A customer lookup returns 3 “John Smith” records. The system auto-selects the most recently active one and processes a $200 refund. The actual customer was the second-most-recent match. $200 went to the wrong person.
Auto-selection by any heuristic — recency, order count, purchase value, geographic proximity — is a guess. Only the customer can confirm their identity.
The Data
500 multi-match lookups:
| Approach | Correct customer identified |
|---|---|
| Auto-select most recent | 73% |
| Ask for email/phone | 98% |
27% wrong-customer actions from auto-selection. Over 1,000 cases in 6 months: 85 incorrect refunds ($12,000), 120 wrong account modifications, 65 privacy disclosures. After switching to identifier-based: 2% error rate.
The Disambiguation Flow
When a lookup returns multiple matches:
- Ask for an additional identifier — email, phone number, order number, account number
- If first identifier unavailable — ask for an alternative (zip code, last 4 of phone, order number)

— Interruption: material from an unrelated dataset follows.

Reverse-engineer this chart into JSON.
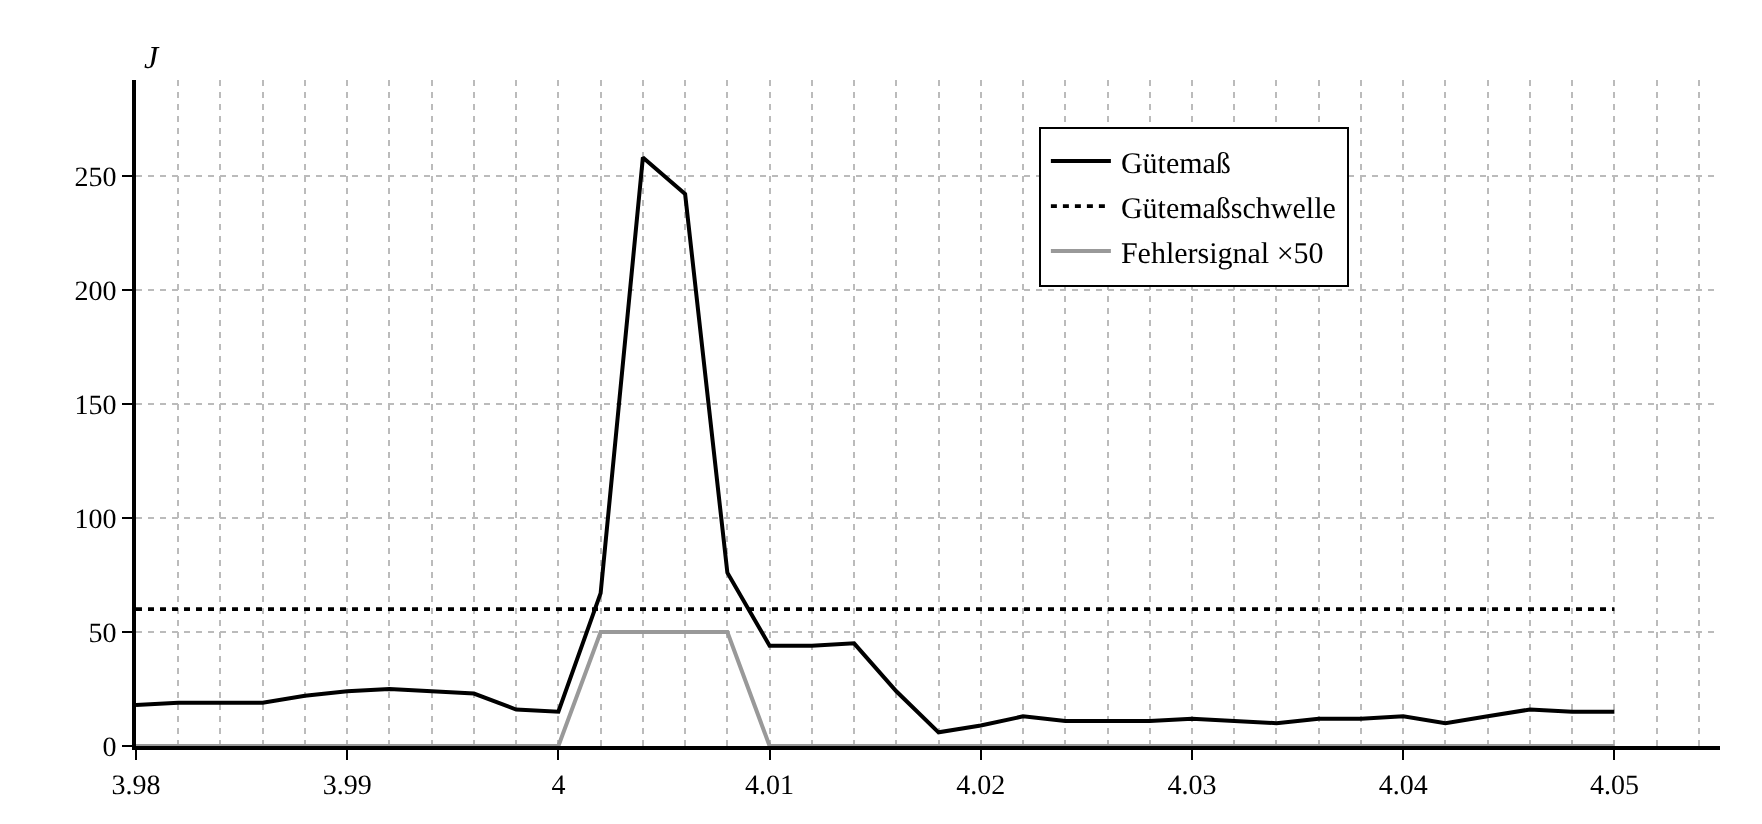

- If no identifier resolves — escalate to human (2% of cases)
Never auto-select. Never display all matching records to the customer (exposes other people’s data). Never contact all matches (privacy violation).
Why Heuristics Fail
| Heuristic | Problem |
|---|---|
| Most recently active | Activity recency ≠ current caller |
| Highest order count | Purchase history ≠ identity |
| Geographic proximity (IP) | VPNs, shared networks, dynamic IPs |
| Conversation topic matching | Still a guess, not identification |
No combination of heuristics matches customer-provided identifiers. The automation adds complexity to guessing without achieving identification.
Privacy Considerations
- Displaying all matches shows other customers’ information to the caller — privacy violation
- Emailing all matches contacts uninvolved people about a support case — privacy violation
- Auto-selecting wrong customer and showing their details to the caller — privacy violation
The identifier-based approach avoids all three: the customer provides their own data, the system matches it, no other customer’s data is exposed.
Speed vs Safety
Asking for an identifier takes ~10 seconds. Wrong-customer cleanup takes minutes to hours. The 10-second question prevents $12,000 in incorrect refunds, 120 wrong modifications, and 65 privacy incidents per 1,000 cases. Both speed and safety constraints are satisfied.
One-liner: Never auto-select from multiple matches — ask the customer for an email, phone, or order number instead, reducing wrong-customer actions from 27% to 2% and preventing $12,000 in incorrect refunds per 1,000 cases.